4. Adding each and every configuration option to the command line
   is user unfriendly.  There are literally hundreds of compile time
   values (most not configurable without a source code editor) that
   could be exposed for run time configuration.  This would permit
   a wide range of values to be altered easily in order to tune the
   behavior of the AFS service to specific environments.  Why should
   the absolute number of client hosts be hard coded to an arbitrary
   value picked in the early 90s?  Why should the callback expiration
   behaviors (a complex table) be restricted to an arbitrary set?

I would suggest to rely on a separate program to process a config file
with the syntax of your choice and produce command line options to give
to the binaries.

I suggest at the same time to deliberately make the syntax nearly
identical to the command line options one. Then the parsing program
will be trivial -- like "grep -v '^#'" -- and there will be no learning
threshold for maintaining the configuration in its "config file" form.

This assumes that there is an external program that can be used to
wrap.  This assumption is not going to be valid in all environments.

There will be also full backward compatibility with the existing
scripts and no need to modify the existing programs.

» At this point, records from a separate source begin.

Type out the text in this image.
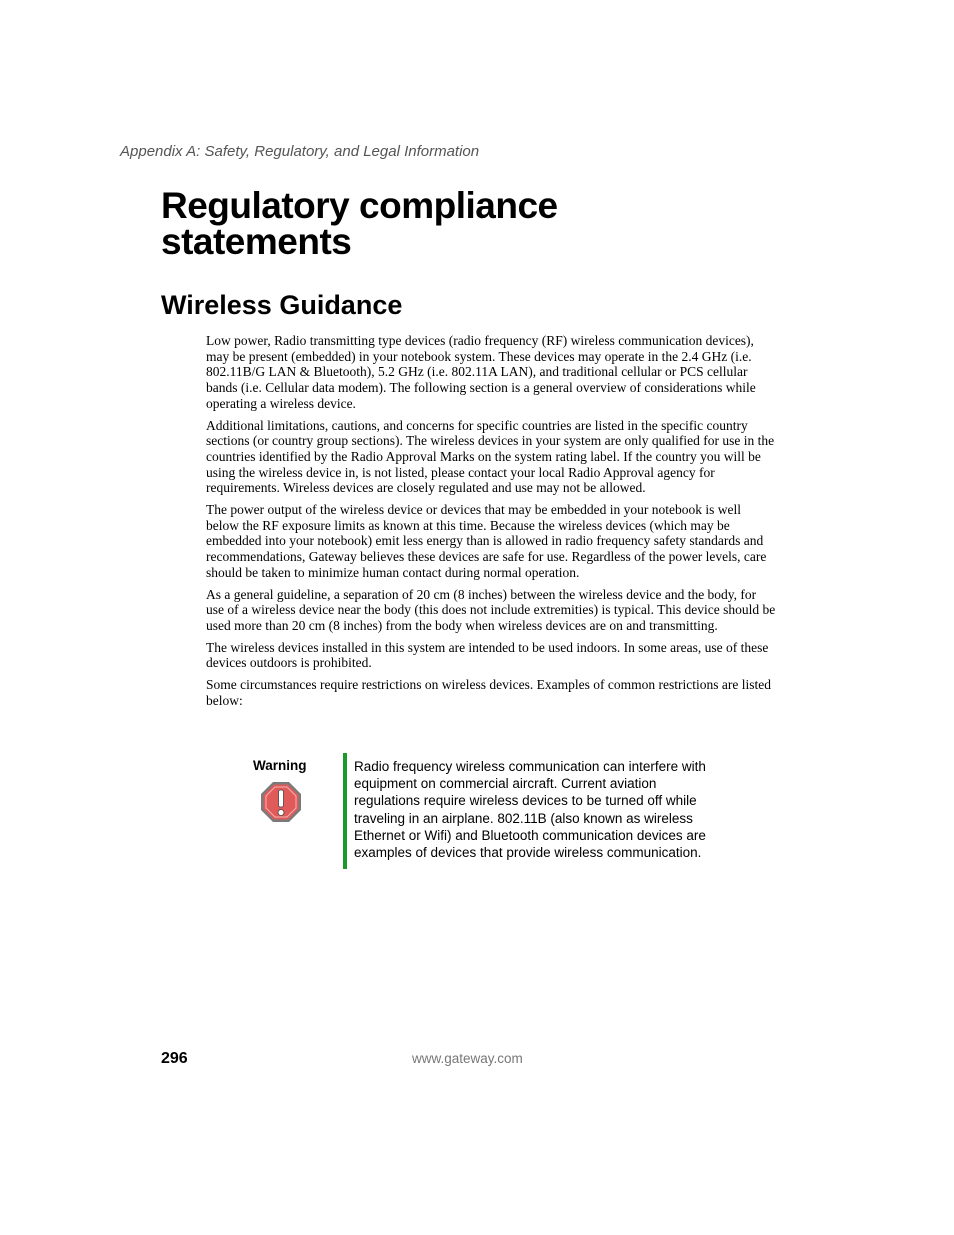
Appendix A: Safety, Regulatory, and Legal Information
Regulatory compliance statements
Wireless Guidance

Low power, Radio transmitting type devices (radio frequency (RF) wireless communication devices), may be present (embedded) in your notebook system. These devices may operate in the 2.4 GHz (i.e. 802.11B/G LAN & Bluetooth), 5.2 GHz (i.e. 802.11A LAN), and traditional cellular or PCS cellular bands (i.e. Cellular data modem). The following section is a general overview of considerations while operating a wireless device.

Additional limitations, cautions, and concerns for specific countries are listed in the specific country sections (or country group sections). The wireless devices in your system are only qualified for use in the countries identified by the Radio Approval Marks on the system rating label. If the country you will be using the wireless device in, is not listed, please contact your local Radio Approval agency for requirements. Wireless devices are closely regulated and use may not be allowed.

The power output of the wireless device or devices that may be embedded in your notebook is well below the RF exposure limits as known at this time. Because the wireless devices (which may be embedded into your notebook) emit less energy than is allowed in radio frequency safety standards and recommendations, Gateway believes these devices are safe for use. Regardless of the power levels, care should be taken to minimize human contact during normal operation.

As a general guideline, a separation of 20 cm (8 inches) between the wireless device and the body, for use of a wireless device near the body (this does not include extremities) is typical. This device should be used more than 20 cm (8 inches) from the body when wireless devices are on and transmitting.

The wireless devices installed in this system are intended to be used indoors. In some areas, use of these devices outdoors is prohibited.

Some circumstances require restrictions on wireless devices. Examples of common restrictions are listed below:

Warning	Radio frequency wireless communication can interfere with equipment on commercial aircraft. Current aviation regulations require wireless devices to be turned off while traveling in an airplane. 802.11B (also known as wireless Ethernet or Wifi) and Bluetooth communication devices are examples of devices that provide wireless communication.

296	www.gateway.com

There is no need for backward compatibility.  We are not removing the
existing command line options.  We are also not ruling out adding
new ones as they are appropriate.

Rationale:

Going for a configuration file, you would need to either hardcode
its location

All of the OpenAFS services and clients already have configuration
files with well-known locations.

[As an example of an unfortunate switch to "configuration files" I would
name stunnel. Version 3 is very convenient when you generate options on
the fly, which is quite painful with version 4. Creation and cleanup of
temporary config files on demand is burdensome ans sometimes impossible,
f.i. if you do not have a writable file system at hand.

OpenAFS is hardly being used with volatile configurations but the general
point remains, an introduction of an explicit "config file syntax"
gives no direct advantage per se and postulates some efforts both in
development, learning and deployment.]

I believe I have given reasons why configuration files are a useful
addition.
I support the use of config files. Kerberos tends to follow the Windows INI config file syntax, and I think that would be a good choice for config formats. I'm not sure how well that format handles multi-dimensional options, though. How would that be encoded?

Given the OS limits on command-line lengths, I don't think it's technically feasible to require all options to be specified on the command line. I would propose that, when appropriate, each config option could optionally be specified on the command line similar to ssh (i.e. ssh -o "option=value"). I also propose that every current command-line option be represented in the config file.